“You’re gonna go in there and you’re gonna overreact, aren’t you?”
I wrench the steering wheel round, swinging the Camaro into the hospital parking lot. The place is buzzing. The news vans haven’t moved—they’re parked as close as they can possibly get to the glass frontage of St. Peter’s, and two different reporters are standing in front of the building, each talking into microphones as cameramen shoot them. Charlie’s Aston Martin is still parked by the emergency entrance, too. The sky’s darkened significantly since we left the warehouse, and it’s just starting to rain. I may not have stuck around in high school for long, but that doesn’t mean I didn’t read. I read everything from Plato to Sun Tzu, all the way through to Vonnegut. Right now the weather smacks of a pathetic fallacy that perfectly matches my black mood. Lacey grabs hold of my wrist from the backseat before I can get out of the car. “You haven’t answered me,” she says. “Are you planning on overreacting?”
With a steely expression directed into the rearview mirror, I fix her in my glare. “Lacey, I never overreact. If I can’t get in there, I will react accordingly. I. Will. Fuck. Shit. Up.” She starts to object, but it’s too late; I’ve already climbed out of the Camaro.
I assess the situation as quickly as possible. The entrance to St. Peter’s is closed, and two cops are standing outside; besides them and the news crews, there are few people waiting in the parking lot. A handful of concerned bystanders wait in the cold, presumably for their loved ones inside. It looks as though the rest of Seattle has taken the threat of chemical poisoning on board and have stayed the hell away. Smart fuckers.
Lacey gets out of the car, grimacing as a gust of frigid wind buffets us, hair flying around her face. “You won’t leave me, will you?” she asks.
“No, I won’t leave you, Lace.” I wish I could. I wish she would stay in the fucking car if I told her to, but I know even saying the words is a complete waste of breath. The last time I told her to wait in the car, she walked in on me shooting Frankie, her ex-fuck buddy, in the face. “You don’t need to worry. We’re gonna do this nice and quiet. I don’t feel like reacquainting myself with the penal system. There, does that make you feel any better?”
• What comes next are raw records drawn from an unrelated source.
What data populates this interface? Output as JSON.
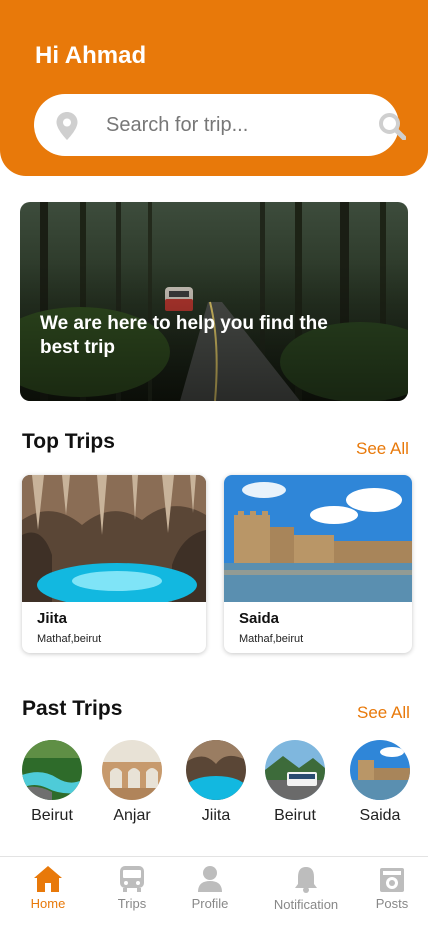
{
  "header": {
    "greeting": "Hi Ahmad",
    "search": {
      "placeholder": "Search for trip...",
      "value": ""
    }
  },
  "hero": {
    "text": "We are here to help you find the best trip"
  },
  "top_trips": {
    "title": "Top Trips",
    "see_all": "See All",
    "items": [
      {
        "name": "Jiita",
        "location": "Mathaf,beirut"
      },
      {
        "name": "Saida",
        "location": "Mathaf,beirut"
      }
    ]
  },
  "past_trips": {
    "title": "Past Trips",
    "see_all": "See All",
    "items": [
      {
        "label": "Beirut"
      },
      {
        "label": "Anjar"
      },
      {
        "label": "Jiita"
      },
      {
        "label": "Beirut"
      },
      {
        "label": "Saida"
      }
    ]
  },
  "nav": {
    "active": "Home",
    "items": [
      {
        "label": "Home",
        "icon": "home-icon"
      },
      {
        "label": "Trips",
        "icon": "bus-icon"
      },
      {
        "label": "Profile",
        "icon": "person-icon"
      },
      {
        "label": "Notification",
        "icon": "bell-icon"
      },
      {
        "label": "Posts",
        "icon": "posts-icon"
      }
    ]
  },
  "colors": {
    "accent": "#E8790A",
    "muted": "#888888"
  }
}
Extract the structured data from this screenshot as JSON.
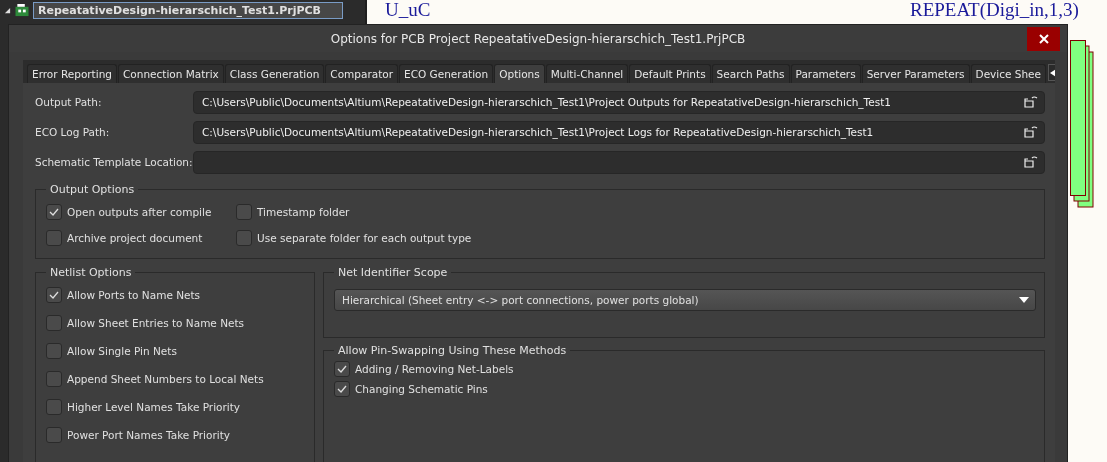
{
  "project_tree": {
    "items": [
      {
        "label": "RepeatativeDesign-hierarschich_Test1.PrjPCB",
        "selected": true,
        "expanded": true
      }
    ]
  },
  "schematic": {
    "labels": [
      "U_uC",
      "REPEAT(Digi_in,1,3)"
    ]
  },
  "dialog": {
    "title": "Options for PCB Project RepeatativeDesign-hierarschich_Test1.PrjPCB",
    "tabs": [
      {
        "label": "Error Reporting",
        "selected": false
      },
      {
        "label": "Connection Matrix",
        "selected": false
      },
      {
        "label": "Class Generation",
        "selected": false
      },
      {
        "label": "Comparator",
        "selected": false
      },
      {
        "label": "ECO Generation",
        "selected": false
      },
      {
        "label": "Options",
        "selected": true
      },
      {
        "label": "Multi-Channel",
        "selected": false
      },
      {
        "label": "Default Prints",
        "selected": false
      },
      {
        "label": "Search Paths",
        "selected": false
      },
      {
        "label": "Parameters",
        "selected": false
      },
      {
        "label": "Server Parameters",
        "selected": false
      },
      {
        "label": "Device Shee",
        "selected": false
      }
    ],
    "paths": [
      {
        "label": "Output Path:",
        "value": "C:\\Users\\Public\\Documents\\Altium\\RepeatativeDesign-hierarschich_Test1\\Project Outputs for RepeatativeDesign-hierarschich_Test1"
      },
      {
        "label": "ECO Log Path:",
        "value": "C:\\Users\\Public\\Documents\\Altium\\RepeatativeDesign-hierarschich_Test1\\Project Logs for RepeatativeDesign-hierarschich_Test1"
      },
      {
        "label": "Schematic Template Location:"
      }
    ],
    "output_options": {
      "title": "Output Options",
      "options": [
        {
          "label": "Open outputs after compile",
          "checked": true
        },
        {
          "label": "Timestamp folder",
          "checked": false
        },
        {
          "label": "Archive project document",
          "checked": false
        },
        {
          "label": "Use separate folder for each output type",
          "checked": false
        }
      ]
    },
    "netlist_options": {
      "title": "Netlist Options",
      "options": [
        {
          "label": "Allow Ports to Name Nets",
          "checked": true
        },
        {
          "label": "Allow Sheet Entries to Name Nets",
          "checked": false
        },
        {
          "label": "Allow Single Pin Nets",
          "checked": false
        },
        {
          "label": "Append Sheet Numbers to Local Nets",
          "checked": false
        },
        {
          "label": "Higher Level Names Take Priority",
          "checked": false
        },
        {
          "label": "Power Port Names Take Priority",
          "checked": false
        }
      ]
    },
    "net_identifier_scope": {
      "title": "Net Identifier Scope",
      "value": "Hierarchical (Sheet entry <-> port connections, power ports global)"
    },
    "pin_swapping": {
      "title": "Allow Pin-Swapping Using These Methods",
      "options": [
        {
          "label": "Adding / Removing Net-Labels",
          "checked": true
        },
        {
          "label": "Changing Schematic Pins",
          "checked": true
        }
      ]
    }
  }
}
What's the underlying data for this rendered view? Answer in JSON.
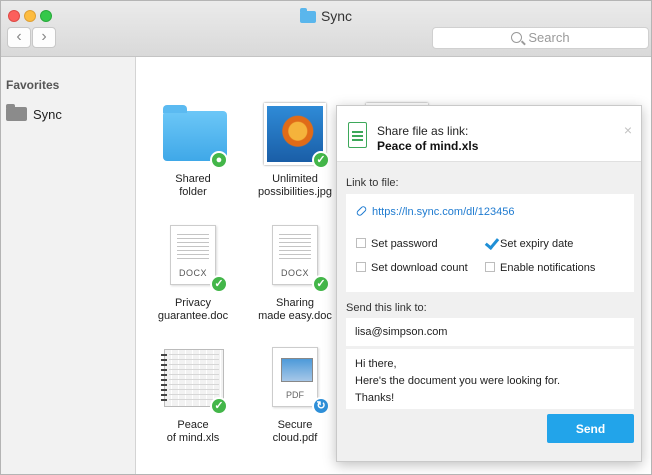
{
  "window": {
    "title": "Sync",
    "search_placeholder": "Search",
    "nav_back": "‹",
    "nav_forward": "›"
  },
  "sidebar": {
    "heading": "Favorites",
    "items": [
      {
        "label": "Sync",
        "icon": "folder-icon"
      }
    ]
  },
  "files": [
    {
      "name_line1": "Shared",
      "name_line2": "folder",
      "kind": "folder",
      "badge": "user-icon"
    },
    {
      "name_line1": "Unlimited",
      "name_line2": "possibilities.jpg",
      "kind": "photo",
      "badge": "check-icon"
    },
    {
      "name_line1": "Privacy",
      "name_line2": "guarantee.doc",
      "kind": "docx",
      "type_label": "DOCX",
      "badge": "check-icon"
    },
    {
      "name_line1": "Sharing",
      "name_line2": "made easy.doc",
      "kind": "docx",
      "type_label": "DOCX",
      "badge": "check-icon"
    },
    {
      "name_line1": "Peace",
      "name_line2": "of mind.xls",
      "kind": "spreadsheet",
      "badge": "check-icon"
    },
    {
      "name_line1": "Secure",
      "name_line2": "cloud.pdf",
      "kind": "pdf",
      "type_label": "PDF",
      "badge": "sync-icon"
    }
  ],
  "share_panel": {
    "heading": "Share file as link:",
    "file_name": "Peace of mind.xls",
    "close": "×",
    "link_label": "Link to file:",
    "link_url": "https://ln.sync.com/dl/123456",
    "options": [
      {
        "label": "Set password",
        "checked": false
      },
      {
        "label": "Set expiry date",
        "checked": true
      },
      {
        "label": "Set download count",
        "checked": false
      },
      {
        "label": "Enable notifications",
        "checked": false
      }
    ],
    "send_label": "Send this link to:",
    "recipient": "lisa@simpson.com",
    "message_lines": [
      "Hi there,",
      "Here's the document you were looking for.",
      "Thanks!"
    ],
    "send_button": "Send"
  },
  "colors": {
    "accent": "#22a4ea",
    "check": "#43b649",
    "link": "#1f7bd0"
  }
}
She shakes her head, shrugging her shoulders up around her ears against the cold. “Not really.”
“Great. Then let’s go.”
It takes all of two hours for the police to come looking for me. Two hours, where I numbly treat patients and go through the motions, just waiting and holding my breath. My first instinct was to contact Zeth, to let him know what’s happened, but without my cell that’s physically impossible. I really should have memorized his number. That way I could have snuck into one of the quieter areas of the hospital and used one of the landlines at a nurses’ station, but it never occurred to me that I might need to do something like that. And now all of that is irrelevant, because my name is being called over the PA system and I’m being summoned to the Chief’s office on level three.
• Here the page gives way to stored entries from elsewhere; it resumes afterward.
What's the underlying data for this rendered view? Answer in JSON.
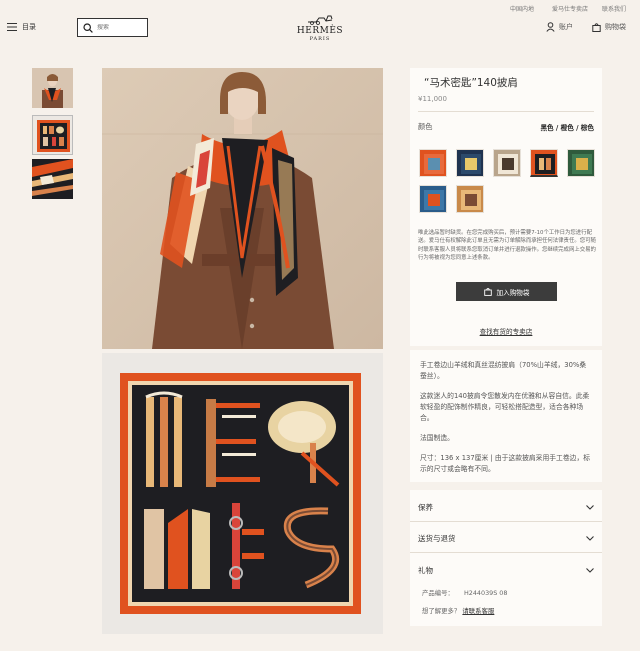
{
  "topbar": {
    "links": [
      "中国内地",
      "爱马仕专卖店",
      "联系我们"
    ]
  },
  "header": {
    "menu_label": "目录",
    "search_placeholder": "搜索",
    "logo_brand": "HERMÈS",
    "logo_city": "PARIS",
    "account_label": "账户",
    "cart_label": "购物袋"
  },
  "product": {
    "title": "“马术密匙”140披肩",
    "price": "¥11,000",
    "color_label": "颜色",
    "selected_color": "黑色 / 橙色 / 棕色",
    "availability_note": "唯此选品暂时缺货。在您完成购买后，预计需要7-10个工作日为您进行配送。爱马仕有权解除此订单且无需为订单解除而承担任何法律责任。您可随时联系客服人员将联系您取消订单并进行退款操作。您继续完成网上交易的行为将被视为您同意上述条款。",
    "add_button": "加入购物袋",
    "store_link": "查找有货的专卖店",
    "description": [
      "手工卷边山羊绒和真丝混纺披肩（70%山羊绒，30%桑蚕丝）。",
      "这款迷人的140披肩令您散发内在优雅和从容自信。此柔软轻盈的配饰制作精良，可轻松搭配造型，适合各种场合。",
      "法国制造。",
      "尺寸：136 x 137厘米 | 由于这款披肩采用手工卷边，标示的尺寸或会略有不同。"
    ],
    "accordions": [
      "保养",
      "送货与退货",
      "礼物"
    ],
    "ref_label": "产品编号：",
    "ref_value": "H244039S 08",
    "help_text": "想了解更多？",
    "help_link": "请联系客服"
  },
  "colors": {
    "accent": "#e0521f",
    "dark": "#1e1e22",
    "brown": "#7a4b34",
    "button": "#3c3c3c"
  },
  "icons": [
    "hamburger-icon",
    "search-icon",
    "user-icon",
    "bag-icon",
    "chevron-down-icon"
  ]
}
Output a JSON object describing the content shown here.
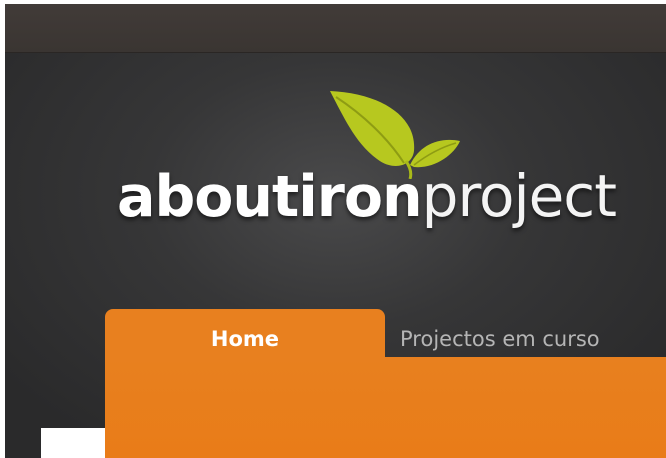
{
  "brand": {
    "name_bold": "aboutiron",
    "name_light": "project",
    "logo_icon": "leaf-icon",
    "leaf_color": "#b7c81f"
  },
  "nav": {
    "tabs": [
      {
        "label": "Home",
        "active": true
      },
      {
        "label": "Projectos em curso",
        "active": false
      }
    ]
  },
  "colors": {
    "accent": "#e8801f",
    "background": "#333334",
    "topbar": "#3d3835"
  }
}
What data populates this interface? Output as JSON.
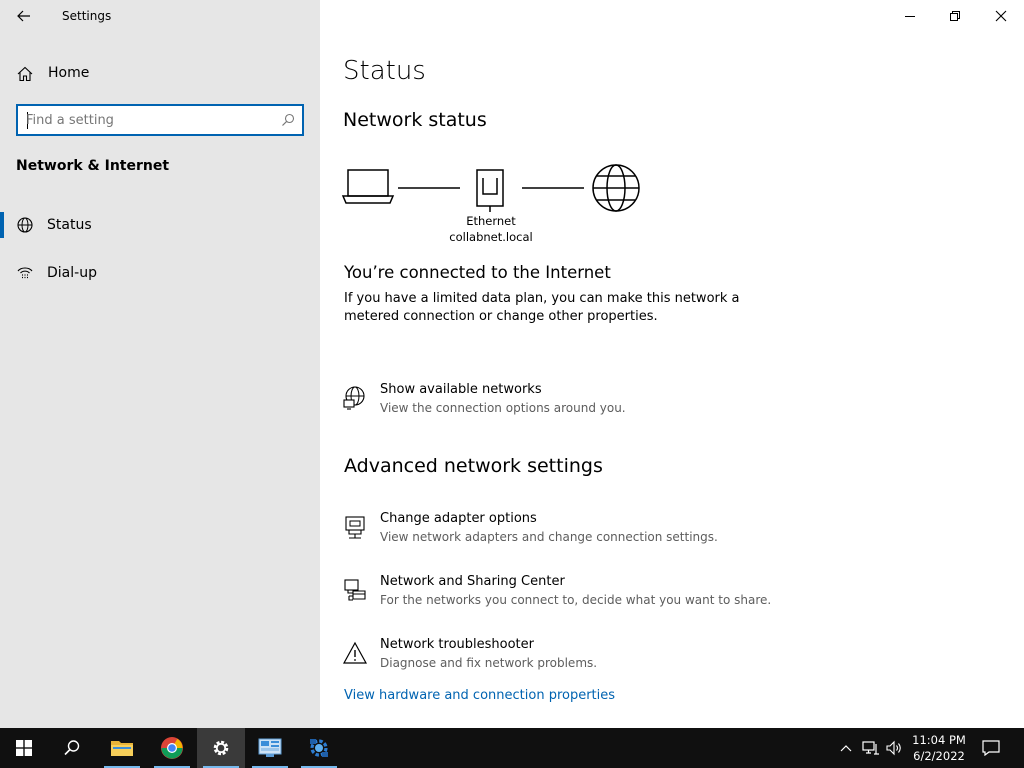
{
  "window": {
    "title": "Settings",
    "controls": {
      "minimize": "minimize",
      "restore": "restore",
      "close": "close"
    }
  },
  "sidebar": {
    "home_label": "Home",
    "search": {
      "placeholder": "Find a setting",
      "value": ""
    },
    "section": "Network & Internet",
    "items": [
      {
        "label": "Status",
        "icon": "status-icon",
        "active": true
      },
      {
        "label": "Dial-up",
        "icon": "dial-up-icon",
        "active": false
      }
    ]
  },
  "main": {
    "title": "Status",
    "network_status_heading": "Network status",
    "diagram": {
      "adapter_name": "Ethernet",
      "network_name": "collabnet.local"
    },
    "connected_heading": "You’re connected to the Internet",
    "connected_text": "If you have a limited data plan, you can make this network a metered connection or change other properties.",
    "show_networks": {
      "title": "Show available networks",
      "subtitle": "View the connection options around you."
    },
    "advanced_heading": "Advanced network settings",
    "advanced_items": [
      {
        "title": "Change adapter options",
        "subtitle": "View network adapters and change connection settings.",
        "icon": "adapter-icon"
      },
      {
        "title": "Network and Sharing Center",
        "subtitle": "For the networks you connect to, decide what you want to share.",
        "icon": "sharing-center-icon"
      },
      {
        "title": "Network troubleshooter",
        "subtitle": "Diagnose and fix network problems.",
        "icon": "warning-icon"
      }
    ],
    "hardware_link": "View hardware and connection properties"
  },
  "taskbar": {
    "apps": [
      "start",
      "search",
      "file-explorer",
      "chrome",
      "settings",
      "control-panel",
      "network-tool"
    ],
    "clock": {
      "time": "11:04 PM",
      "date": "6/2/2022"
    }
  },
  "colors": {
    "accent": "#0063b1",
    "sidebar_bg": "#e6e6e6",
    "taskbar_bg": "#101010"
  }
}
“Here, Dr. Romera, I can finish this for you,” Grace offers, holding out her hand to take the suture needle from me. I’ve been stitching a nasty gash on an elderly woman’s arm; Grace takes my seat and continues with the job, giving me a warm smile. Despite the unique turn of events today has taken, she’s been totally normal with me; I’m beginning to think she wasn’t instantly suspicious when she discovered me coming out of the blood bank with those units for Zeth.
“Thanks, Gracie.” I take my time finding the way to the elevators. I’m in no rush to be questioned by the cops, especially because I haven’t been able to figure out what the hell I’m going to tell them. Basically, I can’t tell them anything. Or certainly not the truth, anyway.
When I reach her office, the Chief is sitting on the edge of her desk, talking to a woman in her early thirties. The woman’s clearly law enforcement; she’s wearing a dark navy pantsuit and a crisp white shirt instead of a uniform, but she holds herself in that same way all authority figures do.